Ranger profile - Rachel Holder

Lizard Ranger Rachel with children at a beach event

Lizard Ranger Rachel with children at a beach event

Rachel Holder
The Lizard

This season we profile Lizard Ranger Rachel Holder to find out more about being a ranger and why the Lizard is so special.

1. What's your full name?

Rachel Holder

2. How many years have you been in this role?

13 or so full time, I was a volunteer with the Trust and did short term contract work before that.

3. Can you sum up in less than 100 words what your job involves?

Organising everything and anything to do with the care of Cornwall's best coastal bits. Examples include managing the installation of a new footbridge and securing grants towards getting it, helping our farm tenants tailor coastal grazing to best suit the choughs and leading botanical and archaeological guided walks. I also support the team of dedicated volunteers who open the Wireless Station to the public.

4. Which area do you cover and why do you think it's special?

I am lucky enough to have some of Cornwall's most iconic places in ‘my patch’ including the most southerly point, complete with choughs and the beautiful cove at Kynance. These places don't just offer a great view, they are also brilliant for wildlife and for someone particularly interested in rare plants, there aren't many better places to work.

5. Why did you want to become a ranger?

It fitted with my interests from a young age; wildlife and being outdoors in great natural scenery. I knew the Lizard from family holidays as a kid, so I didn't hesitate at the opportunity to come down here to volunteer.

6. How did you get into the role and what did you do before?

I did a degree in ecology, partly in the UK but with a year at UBC in Vancouver too. After that I volunteered for a few months with the RSPB in East Anglia, before arriving on the Lizard as a full time NT volunteer at the tender age of 21. I've not moved very far since.

7. What’s the best thing about being a ranger?

Doing lots of different things. No two days are ever the same and you never know what the next phone call or email will bring.

8. What’s the worst thing about being a ranger?

Doing lots of different things! Sometimes it can be hard to prioritise when so much is expected by so many different people. I guess the Trust has quite a broad remit compared to many charities so it can feel like we are being pulled in many different directions at once, and it's true that you can’t please everyone.
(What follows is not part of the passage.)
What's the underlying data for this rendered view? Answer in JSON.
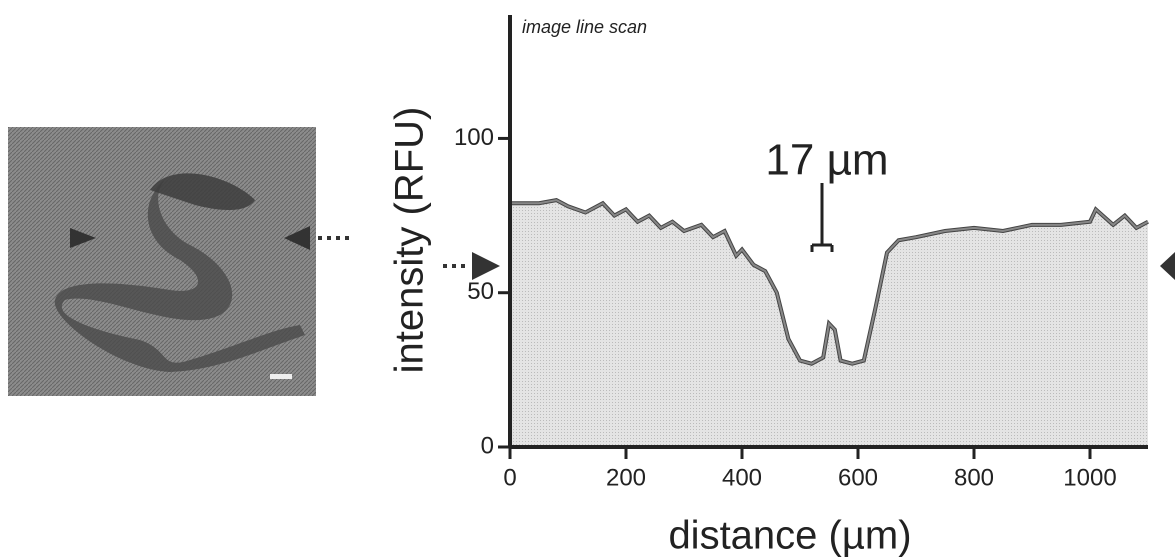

9. What about the future? What are you plans?

I can’t really see myself moving far, the Lizard is hard to beat. The job has changed quite rapidly and I now do much more organising than ‘doing’. This can be really satisfying when a project comes to fruition, as you know you have made something worthwhile happen that will bring benefits for decades to come. However, it would be nice to be able to get out and about a little more again and enjoy that view.